Read the full review: Rega Elex-R
If it's smoothness, subtlety and sophistication that you're after in a stereo amp, then the Moon 240i has you covered. Combined with its impressive appearance and build quality the Moon gives the impression of a much pricier product. The curvy silver edges and two-tone effect give the amp serious presence, while the OLED screen is crisp and clear. The Moon also boasts an asynchronous DAC, which supports hi-res files up to an impressive 32-bit/384kHz as well as DSD256 files.
Read the full review: Moon 240i
The Blak is a fully featured all-rounder that works superbly with a wide range of systems and across all types of musical genres. There's plenty of connectivity with balanced XLRs, single-ended line-level inputs and a moving magnet phono stage for traditionalists and a USB Type B that can cope with all manner of high-res music files. When it comes to audio quality, the Roksan boasts impressive muscularity and enthusiasm, with plenty of scale and a lovely soundstage.
Read the full review: Roksan Blak integrated amplifier
The Musical Fidelity M2si doesn't have the features list of most rivals – there are no digital connections, no phono stage and no wireless connectivity – but that means every penny you spend on it goes straight to making a great-sounding amplifier. Its performance is massively refined and pleasantly entertaining, and leaves plenty of scope for upgrades with those aforementioned peripherals.
Read the full review: Musical Fidelity M2si
If the D 3045 looks a little familiar, it could be due to the fact its sibling, the D3020 V2, features higher up this list. Besides its eye-catching vertical orientation, the 3045 boasts a virtually identical set of features, including the use of NAD's D-series hybrid digital amplifiers an Asynchronous USB input and Bluetooth aptX.
It's a fine-sounding amp too, with a charming and likeable sonic character aided by excellent timing and a fine sense of weight. We'd like a little more excitement, but the NAD is still a solid buy for the money.
Read the full review: NAD D 3045
This might be an integrated amplifier, but it really is more like a separate pre- and power amplifier in a single box rather than a compromised electrical design. Build quality is excellent. Thanks to its impressive power amp circuitry, this is an amplifier that will have no trouble driving difficult speakers to high volume levels.
It has an understated presentation it takes a while to appreciate. But, give it time and come to appreciate its neutral and balanced sound. There's a stunning sense of purity and transparency to the sound. And, we’re particularly impressed with the way this amplifier can deliver deep bass with such texture, agility and power.
If you’re looking for a one-stop amplification solution for a high-end stereo system, this Luxman is an excellent place to start.
Read the full review: Luxman L-509X
The No.5805’s sound doesn’t grab the attention as firmly or as quickly as some rivals in this list, but over time you can't help but fall for its many charms.

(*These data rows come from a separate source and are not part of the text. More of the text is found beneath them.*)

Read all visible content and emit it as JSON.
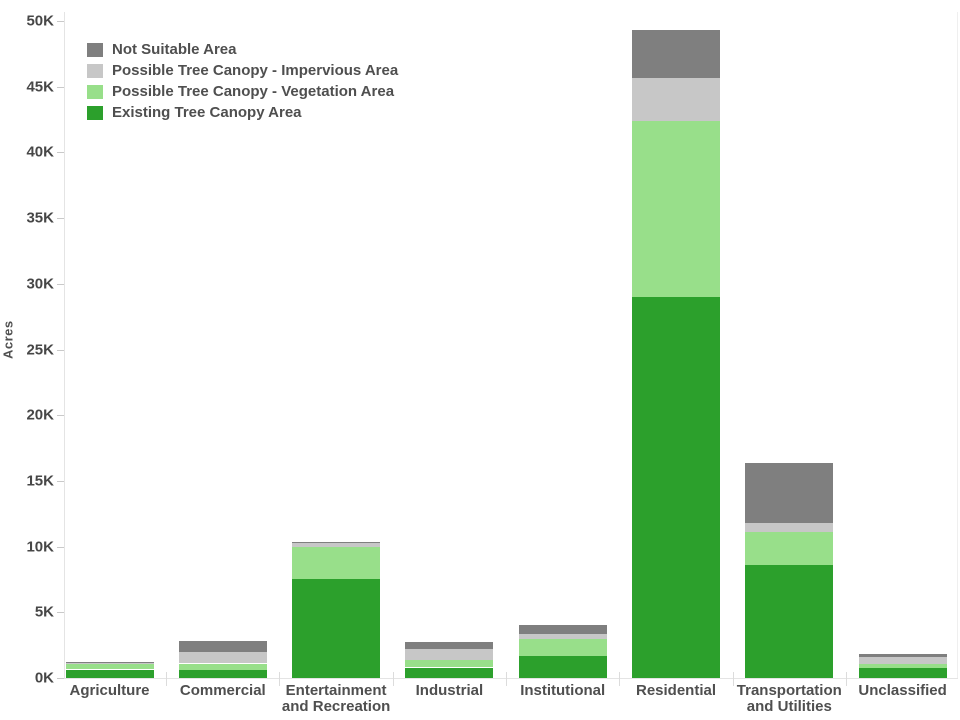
{
  "chart_data": {
    "type": "bar",
    "stacked": true,
    "title": "",
    "xlabel": "",
    "ylabel": "Acres",
    "ylim": [
      0,
      50000
    ],
    "ytick_step": 5000,
    "ytick_labels": [
      "0K",
      "5K",
      "10K",
      "15K",
      "20K",
      "25K",
      "30K",
      "35K",
      "40K",
      "45K",
      "50K"
    ],
    "grid": false,
    "legend_position": "top-left",
    "legend_order_top_to_bottom": [
      "Not Suitable Area",
      "Possible Tree Canopy - Impervious Area",
      "Possible Tree Canopy - Vegetation Area",
      "Existing Tree Canopy Area"
    ],
    "categories": [
      "Agriculture",
      "Commercial",
      "Entertainment and Recreation",
      "Industrial",
      "Institutional",
      "Residential",
      "Transportation and Utilities",
      "Unclassified"
    ],
    "series": [
      {
        "name": "Existing Tree Canopy Area",
        "color": "#2CA02C",
        "values": [
          650,
          600,
          7550,
          800,
          1700,
          29000,
          8600,
          750
        ]
      },
      {
        "name": "Possible Tree Canopy - Vegetation Area",
        "color": "#98DF8A",
        "values": [
          400,
          500,
          2400,
          550,
          1250,
          13400,
          2500,
          350
        ]
      },
      {
        "name": "Possible Tree Canopy - Impervious Area",
        "color": "#C7C7C7",
        "values": [
          100,
          900,
          300,
          850,
          400,
          3300,
          700,
          500
        ]
      },
      {
        "name": "Not Suitable Area",
        "color": "#7F7F7F",
        "values": [
          50,
          850,
          100,
          550,
          700,
          3650,
          4600,
          200
        ]
      }
    ],
    "category_totals_acres": [
      1200,
      2850,
      10350,
      2750,
      4050,
      49350,
      16400,
      1800
    ]
  },
  "colors": {
    "background": "#ffffff",
    "axis_line": "#e4e4e4",
    "tick_mark": "#c9c9c9",
    "text": "#4f4f4f"
  }
}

The amp's presentation is refined, insightful and dynamic, while the feature set is admirably broad and useful. If you’re in the market for a premium integrated amplifier then the No.5805 is one to consider.

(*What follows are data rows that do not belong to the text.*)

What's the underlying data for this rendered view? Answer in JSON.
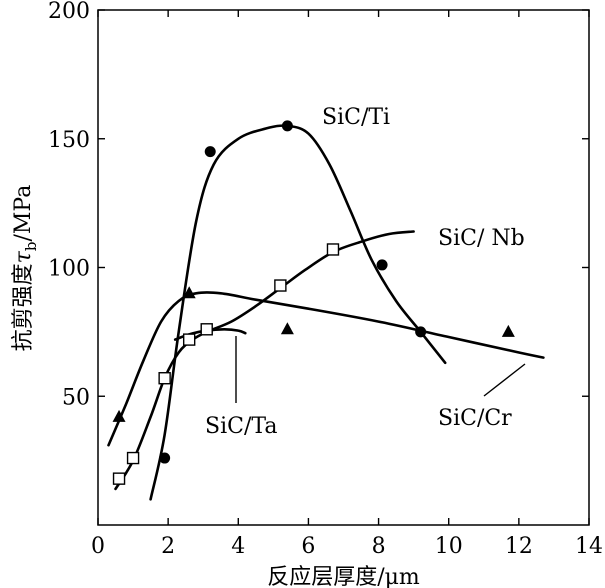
{
  "chart_data": {
    "type": "line",
    "xlabel": "反应层厚度/μm",
    "ylabel": "抗剪强度τ_b/MPa",
    "ylabel_main": "抗剪强度",
    "ylabel_tau": "τ",
    "ylabel_sub": "b",
    "ylabel_unit": "/MPa",
    "xlim": [
      0,
      14
    ],
    "ylim": [
      0,
      200
    ],
    "xticks": [
      "0",
      "2",
      "4",
      "6",
      "8",
      "10",
      "12",
      "14"
    ],
    "yticks": [
      "50",
      "100",
      "150",
      "200"
    ],
    "grid": false,
    "series": [
      {
        "name": "SiC/Ti",
        "marker": "filled-circle",
        "points": [
          [
            1.9,
            26
          ],
          [
            3.2,
            145
          ],
          [
            5.4,
            155
          ],
          [
            8.1,
            101
          ],
          [
            9.2,
            75
          ]
        ],
        "curve": [
          [
            1.5,
            10
          ],
          [
            1.9,
            35
          ],
          [
            2.3,
            75
          ],
          [
            2.8,
            118
          ],
          [
            3.3,
            140
          ],
          [
            4.0,
            150
          ],
          [
            4.8,
            154
          ],
          [
            5.4,
            155
          ],
          [
            6.0,
            152
          ],
          [
            6.6,
            140
          ],
          [
            7.2,
            122
          ],
          [
            7.8,
            103
          ],
          [
            8.5,
            87
          ],
          [
            9.2,
            75
          ],
          [
            9.9,
            63
          ]
        ]
      },
      {
        "name": "SiC/Nb",
        "marker": "open-square",
        "points": [
          [
            0.6,
            18
          ],
          [
            1.0,
            26
          ],
          [
            1.9,
            57
          ],
          [
            2.6,
            72
          ],
          [
            3.1,
            76
          ],
          [
            5.2,
            93
          ],
          [
            6.7,
            107
          ]
        ],
        "curve": [
          [
            0.5,
            14
          ],
          [
            1.0,
            25
          ],
          [
            1.5,
            42
          ],
          [
            1.9,
            57
          ],
          [
            2.3,
            67
          ],
          [
            2.7,
            72
          ],
          [
            3.1,
            75
          ],
          [
            3.8,
            79
          ],
          [
            4.5,
            85
          ],
          [
            5.2,
            92
          ],
          [
            5.9,
            99
          ],
          [
            6.7,
            106
          ],
          [
            7.5,
            110
          ],
          [
            8.3,
            113
          ],
          [
            9.0,
            114
          ]
        ]
      },
      {
        "name": "SiC/Ta",
        "marker": "none",
        "points": [],
        "curve": [
          [
            2.2,
            72
          ],
          [
            2.6,
            74
          ],
          [
            3.1,
            75.5
          ],
          [
            3.6,
            76
          ],
          [
            4.0,
            75.5
          ],
          [
            4.2,
            74.5
          ]
        ]
      },
      {
        "name": "SiC/Cr",
        "marker": "filled-triangle",
        "points": [
          [
            0.6,
            42
          ],
          [
            2.6,
            90
          ],
          [
            5.4,
            76
          ],
          [
            11.7,
            75
          ]
        ],
        "curve": [
          [
            0.3,
            31
          ],
          [
            0.8,
            47
          ],
          [
            1.3,
            64
          ],
          [
            1.8,
            79
          ],
          [
            2.3,
            87
          ],
          [
            2.8,
            90
          ],
          [
            3.5,
            90
          ],
          [
            4.5,
            87.5
          ],
          [
            6,
            84
          ],
          [
            8,
            79
          ],
          [
            10,
            73
          ],
          [
            12,
            67
          ],
          [
            12.7,
            65
          ]
        ]
      }
    ],
    "annotations": [
      {
        "text": "SiC/Ti",
        "series": "SiC/Ti"
      },
      {
        "text": "SiC/ Nb",
        "series": "SiC/Nb"
      },
      {
        "text": "SiC/Ta",
        "series": "SiC/Ta"
      },
      {
        "text": "SiC/Cr",
        "series": "SiC/Cr"
      }
    ]
  }
}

Read the full review: Mark Levinson No.5805
Clean, brutal, clinical... one look at this amp and you know it's a Krell. One look around around the back will also put a smile on your face - there's a huge range of inputs, both digital and analogue, including USB, coaxial, optical and HDMI. And it supports all major streaming services, such as Spotify and Tidal. So while it might be pricey, we can't think of a similarly-priced rival that's as well equipped. Just about the only niggle is that its controls could be more ergonomic, but the remote control solves that. And you're far more likely to use that anyway. Got the money? Go for it.